Le ministre de l’Agriculture Julien Denormandie a lancé la nouvelle campagne de recensement agricole le 1er octobre. - © T. G.



Dix ans après la dernière vague de 2010, votre ministère va lancer une nouvelle campagne de recensement des agriculteurs. Quelle vont être ses modalités ?

Le recensement commencera le 1er octobre et se terminera fin mars 2021. Il concerne les 420 000 exploitations françaises. Chaque chef d’exploitation va recevoir un courrier ou un courriel, qui lui fournira les identifiants pour aller sur le site recensementagricole2020.fr où il pourra remplir le questionnaire. Nous avons voulu faire un questionnaire simple, facile, en partie pré-rempli en utilisant les données de la Pac. Pour 350 000 exploitations, l’agriculteur fera sa déclaration en ligne. Pour les quelque 70 000 exploitations restantes, nous ferons - si l’agriculteur l’accepte évidemment - des entretiens plus qualitatifs, qui permettront d’aller un cran plus loin, de bénéficier du ressenti. J’appelle les agriculteurs à prendre part massivement à ce recensement, c’est un acte civique qui n’a comme autre finalité que de pouvoir adapter nos politiques au bénéfice justement des personnes interrogées.

Qu’attendez-vous du recensement agricole ?
C’est un événement incroyablement important, car c’est ce qui doit nous permettre de définir des politiques publiques qui sont les plus adaptées aux réalités du terrain. Au-delà de la masse des données, ce qui m’intéresse le plus, c’est de savoir, territoire par territoire, quelle est véritablement la situation. J’en attends un outil d’aide à la décision publique pour être sûr que les décisions que nous prenons correspondent à la réalité des territoires. Par exemple, nous sommes en train de discuter de cet incroyable défi qui est au cœur de toute la politique de souveraineté et d’indépendance que je prône depuis mon arrivée : le défi démographique, le renouvellement des générations d’agriculteurs. À chaque fois que je me déplace sur le terrain, j’entends le même chiffre dans tous les territoires : 50 % des exploitations vont cesser leur activité dans les cinq à dix ans qui viennent. Cela prouve bien qu’il y a besoin de plus de finesse. Cela change tout de savoir si le défi est immense dans un territoire et un peu moins dans un autre, s’il est à 5, 7 ou 10 ans.
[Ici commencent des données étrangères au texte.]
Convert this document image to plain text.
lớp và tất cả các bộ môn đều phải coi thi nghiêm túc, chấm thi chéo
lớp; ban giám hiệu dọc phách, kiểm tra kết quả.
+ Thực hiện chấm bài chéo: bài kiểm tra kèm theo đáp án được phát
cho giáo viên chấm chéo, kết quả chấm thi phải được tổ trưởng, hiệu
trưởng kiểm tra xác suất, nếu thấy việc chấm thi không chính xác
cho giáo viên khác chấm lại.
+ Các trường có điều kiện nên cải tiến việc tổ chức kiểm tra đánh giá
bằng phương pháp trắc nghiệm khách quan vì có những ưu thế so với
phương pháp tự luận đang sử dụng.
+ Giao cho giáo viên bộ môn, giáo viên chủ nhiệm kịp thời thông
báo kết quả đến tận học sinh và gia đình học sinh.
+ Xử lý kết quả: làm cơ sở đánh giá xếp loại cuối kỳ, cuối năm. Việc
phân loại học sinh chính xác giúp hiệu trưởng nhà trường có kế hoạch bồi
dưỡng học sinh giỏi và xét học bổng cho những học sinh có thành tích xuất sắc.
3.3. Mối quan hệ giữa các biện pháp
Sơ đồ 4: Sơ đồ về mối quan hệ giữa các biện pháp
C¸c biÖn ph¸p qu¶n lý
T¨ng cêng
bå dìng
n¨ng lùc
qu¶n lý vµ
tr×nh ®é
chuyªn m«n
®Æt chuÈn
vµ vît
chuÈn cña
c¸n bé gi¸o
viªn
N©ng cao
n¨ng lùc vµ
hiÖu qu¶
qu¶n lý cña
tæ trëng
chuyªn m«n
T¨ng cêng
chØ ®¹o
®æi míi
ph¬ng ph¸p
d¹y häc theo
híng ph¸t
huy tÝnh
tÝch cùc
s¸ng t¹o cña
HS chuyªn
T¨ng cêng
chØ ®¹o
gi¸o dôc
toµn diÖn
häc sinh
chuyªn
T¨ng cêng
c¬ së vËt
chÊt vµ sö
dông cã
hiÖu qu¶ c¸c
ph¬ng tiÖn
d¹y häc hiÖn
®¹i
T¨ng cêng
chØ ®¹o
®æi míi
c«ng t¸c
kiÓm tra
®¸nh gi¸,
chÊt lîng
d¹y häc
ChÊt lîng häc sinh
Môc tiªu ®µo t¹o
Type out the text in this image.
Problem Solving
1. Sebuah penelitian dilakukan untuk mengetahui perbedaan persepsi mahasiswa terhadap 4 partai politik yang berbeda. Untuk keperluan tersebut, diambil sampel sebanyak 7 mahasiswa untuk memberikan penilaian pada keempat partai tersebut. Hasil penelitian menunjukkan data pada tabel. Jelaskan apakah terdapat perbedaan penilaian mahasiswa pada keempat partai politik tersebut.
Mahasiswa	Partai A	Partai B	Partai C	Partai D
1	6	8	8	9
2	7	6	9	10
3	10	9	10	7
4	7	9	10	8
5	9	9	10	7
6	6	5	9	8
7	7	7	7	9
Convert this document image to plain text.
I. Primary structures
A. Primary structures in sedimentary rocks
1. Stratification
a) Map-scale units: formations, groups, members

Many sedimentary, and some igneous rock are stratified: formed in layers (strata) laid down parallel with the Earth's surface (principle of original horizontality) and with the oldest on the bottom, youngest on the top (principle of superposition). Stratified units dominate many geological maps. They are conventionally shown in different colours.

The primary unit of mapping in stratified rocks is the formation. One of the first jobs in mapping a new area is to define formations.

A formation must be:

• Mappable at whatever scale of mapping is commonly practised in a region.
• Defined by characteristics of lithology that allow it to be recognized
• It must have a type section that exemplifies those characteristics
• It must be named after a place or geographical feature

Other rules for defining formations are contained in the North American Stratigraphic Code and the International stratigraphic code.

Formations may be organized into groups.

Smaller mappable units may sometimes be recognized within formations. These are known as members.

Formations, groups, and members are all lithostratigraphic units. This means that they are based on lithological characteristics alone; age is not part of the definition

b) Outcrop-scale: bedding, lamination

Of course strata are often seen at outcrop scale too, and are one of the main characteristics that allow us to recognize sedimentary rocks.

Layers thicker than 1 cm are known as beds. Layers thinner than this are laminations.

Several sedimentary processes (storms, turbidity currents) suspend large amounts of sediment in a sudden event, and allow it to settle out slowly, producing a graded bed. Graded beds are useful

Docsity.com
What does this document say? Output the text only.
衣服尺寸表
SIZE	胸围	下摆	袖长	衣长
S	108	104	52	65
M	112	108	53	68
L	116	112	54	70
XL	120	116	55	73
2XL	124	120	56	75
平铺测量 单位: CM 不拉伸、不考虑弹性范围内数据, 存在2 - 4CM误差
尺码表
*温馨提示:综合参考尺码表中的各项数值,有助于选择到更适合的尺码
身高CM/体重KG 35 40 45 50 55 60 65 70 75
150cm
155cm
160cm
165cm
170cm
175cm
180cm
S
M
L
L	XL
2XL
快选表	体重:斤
Au-delà de cette dimension territoriale, le nombre global d’agriculteurs sera aussi très commenté. Pensez-vous qu’il doit cesser de diminuer ?
Un pays ne peut pas être fort sans une agriculture forte, et il ne peut pas y avoir d’agriculture sans agriculteurs. Ceci étant dit, y a-t-il un nombre prédéfini d’agriculteurs dans notre pays ? Je ne pense pas que ce soit le bon angle, car ce nombre dépend des évolutions, des moyens de production, des modèles... Jamais je ne m’inscrirai dans une opposition entre modèles. Je trouve complètement décalés, pour ne pas dire absurdes, ceux qui disent le seul modèle c’est l’export ou que le seul modèle ce sont les circuits courts. Si nous voulons une France forte, une agriculture forte, nous avons besoin des deux.

Quelle est votre position dans le débat sur la répartition des aides Pac à l’actif ?
C’est une question légitime et nous avons le débat sur la définition au niveau européen. S’il y a une difficulté sur la définition de l’actif, l’idée de soutenir les exploitations qui génèrent de l’emploi, mais aussi qui font vivre nos territoires, est une idée que je porte au niveau européen.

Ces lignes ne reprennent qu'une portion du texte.